Great Lobelia, Blue Cardinal Flower
Native to the Finger Lakes Region, ME to SD, South to NC, MS, and KS
A 2-3' tall biennial with blue or white flowers.
Light: sun to light shade
Moisture and Soil: moist to wet soil
Seed Treatment and Storage: sow at 70 degrees OR give 90 days cold/moist stratification; needs light to germinate –sow on top of soil.
The Iroquois used the roots in combination with other plants to make a strong tea to treat venereal disease.
The Cherokee used blue lobelia for a wide range of medicinal applications, including as a remedy for headaches, worms, rheumatism, fever, and syphilis. The Haudenosaunee prescribed an infusion of the smashed plant to fight bewitchment and used it as a gargle for coughs.

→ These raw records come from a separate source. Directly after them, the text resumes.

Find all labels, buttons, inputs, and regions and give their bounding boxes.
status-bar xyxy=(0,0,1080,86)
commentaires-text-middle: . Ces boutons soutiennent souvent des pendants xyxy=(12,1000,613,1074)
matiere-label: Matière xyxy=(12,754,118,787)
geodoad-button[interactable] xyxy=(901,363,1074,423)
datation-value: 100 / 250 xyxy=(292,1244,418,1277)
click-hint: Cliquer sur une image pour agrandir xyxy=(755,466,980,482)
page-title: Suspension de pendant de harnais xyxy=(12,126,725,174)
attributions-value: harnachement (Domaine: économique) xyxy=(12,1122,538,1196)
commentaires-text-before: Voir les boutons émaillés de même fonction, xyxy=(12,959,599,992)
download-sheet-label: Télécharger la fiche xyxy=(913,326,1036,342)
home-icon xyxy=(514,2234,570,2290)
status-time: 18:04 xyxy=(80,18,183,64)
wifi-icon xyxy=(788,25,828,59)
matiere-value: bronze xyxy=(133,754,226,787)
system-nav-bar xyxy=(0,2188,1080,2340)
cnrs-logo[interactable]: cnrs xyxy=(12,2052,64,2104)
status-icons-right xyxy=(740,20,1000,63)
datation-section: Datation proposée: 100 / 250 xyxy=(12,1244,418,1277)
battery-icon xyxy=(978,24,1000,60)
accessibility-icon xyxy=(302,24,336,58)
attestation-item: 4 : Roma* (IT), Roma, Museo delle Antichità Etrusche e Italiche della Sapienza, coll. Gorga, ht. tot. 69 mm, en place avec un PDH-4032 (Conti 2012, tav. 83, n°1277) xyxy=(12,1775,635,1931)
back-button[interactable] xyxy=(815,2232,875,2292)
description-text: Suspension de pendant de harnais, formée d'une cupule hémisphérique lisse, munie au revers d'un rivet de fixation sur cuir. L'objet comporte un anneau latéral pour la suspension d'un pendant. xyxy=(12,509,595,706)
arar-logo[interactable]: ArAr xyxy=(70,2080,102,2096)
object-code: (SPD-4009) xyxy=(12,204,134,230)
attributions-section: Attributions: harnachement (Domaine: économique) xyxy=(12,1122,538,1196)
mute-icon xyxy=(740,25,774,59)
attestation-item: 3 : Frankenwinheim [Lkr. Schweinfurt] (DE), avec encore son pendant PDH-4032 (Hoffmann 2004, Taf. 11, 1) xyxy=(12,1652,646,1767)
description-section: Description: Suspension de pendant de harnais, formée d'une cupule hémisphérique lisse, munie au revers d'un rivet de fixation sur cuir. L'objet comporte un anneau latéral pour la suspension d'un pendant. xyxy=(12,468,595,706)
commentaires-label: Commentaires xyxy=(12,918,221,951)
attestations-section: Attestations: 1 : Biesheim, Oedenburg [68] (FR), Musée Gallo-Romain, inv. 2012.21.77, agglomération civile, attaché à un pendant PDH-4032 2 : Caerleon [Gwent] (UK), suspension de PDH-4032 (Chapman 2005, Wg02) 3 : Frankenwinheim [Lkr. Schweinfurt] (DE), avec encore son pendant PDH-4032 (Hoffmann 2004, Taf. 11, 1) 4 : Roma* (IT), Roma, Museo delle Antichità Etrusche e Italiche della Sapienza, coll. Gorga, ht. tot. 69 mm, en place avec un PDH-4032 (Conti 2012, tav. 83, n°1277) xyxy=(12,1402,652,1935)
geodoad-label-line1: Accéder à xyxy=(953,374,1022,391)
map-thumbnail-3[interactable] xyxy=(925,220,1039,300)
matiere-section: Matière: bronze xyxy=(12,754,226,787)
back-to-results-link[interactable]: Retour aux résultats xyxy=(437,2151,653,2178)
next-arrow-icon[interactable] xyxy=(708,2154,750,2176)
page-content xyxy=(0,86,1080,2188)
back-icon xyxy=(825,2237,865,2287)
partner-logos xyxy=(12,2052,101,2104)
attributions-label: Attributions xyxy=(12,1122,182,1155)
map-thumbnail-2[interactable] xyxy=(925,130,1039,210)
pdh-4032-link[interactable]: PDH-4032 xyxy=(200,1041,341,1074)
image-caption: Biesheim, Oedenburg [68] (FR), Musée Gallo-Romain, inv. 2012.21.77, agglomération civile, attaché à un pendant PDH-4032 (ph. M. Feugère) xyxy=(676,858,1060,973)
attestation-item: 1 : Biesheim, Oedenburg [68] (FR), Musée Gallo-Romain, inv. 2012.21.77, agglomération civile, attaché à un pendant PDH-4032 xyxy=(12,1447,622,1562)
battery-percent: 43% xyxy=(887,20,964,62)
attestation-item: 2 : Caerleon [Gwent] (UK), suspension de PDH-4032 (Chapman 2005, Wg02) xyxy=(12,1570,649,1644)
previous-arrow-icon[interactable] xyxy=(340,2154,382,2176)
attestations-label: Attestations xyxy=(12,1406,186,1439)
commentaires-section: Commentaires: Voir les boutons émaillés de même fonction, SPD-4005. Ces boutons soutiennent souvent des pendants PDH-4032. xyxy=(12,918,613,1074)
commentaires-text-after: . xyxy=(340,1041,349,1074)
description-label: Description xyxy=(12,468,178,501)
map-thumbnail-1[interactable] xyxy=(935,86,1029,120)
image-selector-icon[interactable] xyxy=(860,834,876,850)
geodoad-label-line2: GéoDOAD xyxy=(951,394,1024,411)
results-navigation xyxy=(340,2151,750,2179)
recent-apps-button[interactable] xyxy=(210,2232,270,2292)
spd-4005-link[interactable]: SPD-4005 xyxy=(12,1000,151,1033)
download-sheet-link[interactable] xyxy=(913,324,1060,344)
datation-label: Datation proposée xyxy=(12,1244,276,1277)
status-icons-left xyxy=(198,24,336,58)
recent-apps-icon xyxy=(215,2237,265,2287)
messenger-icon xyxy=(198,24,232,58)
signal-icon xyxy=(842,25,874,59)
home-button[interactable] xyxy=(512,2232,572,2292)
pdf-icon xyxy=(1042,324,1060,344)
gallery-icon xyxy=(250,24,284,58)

The Meskwaki valued blue lobelia as medicine to end quarrels among couples and renew their love.
Great blue lobelia is typically pollinated by bumble bees (Bombus spp.). Digger bees (Anthophora spp.), also collect nectar from the flowers, while yellow-faced bees (Hylaeus spp.), green sweat bees (Augochlorini tribe) and small carpenter bees (Ceratina spp.) visit great blue lobelia for both pollen and nectar. Pink-washed looper moth (Enigmogramma basigera) larvae eat the leaves and weevels (Cleopomiarus hispidulus) feed on the seeds. Most mammalian herbivores avoid blue lobelia's toxic foliage, although deer have been seen browsing on it.
Lobelia contains a host of toxic alkaloids, including many with structural similarities to nicotine. Overdoses of the plant induce vomiting, sweating, pain, paralysis, low temperature, rapid but feeble pulse, collapse, coma, and even death.
Source of plant
Richters, Ridge House Gardens, Bluemount Nurseries
Leafy rosettes above which rise erect stems well set with clear blue flowers for many weeks. Plants 3'tall, 1' wide; summer blooming.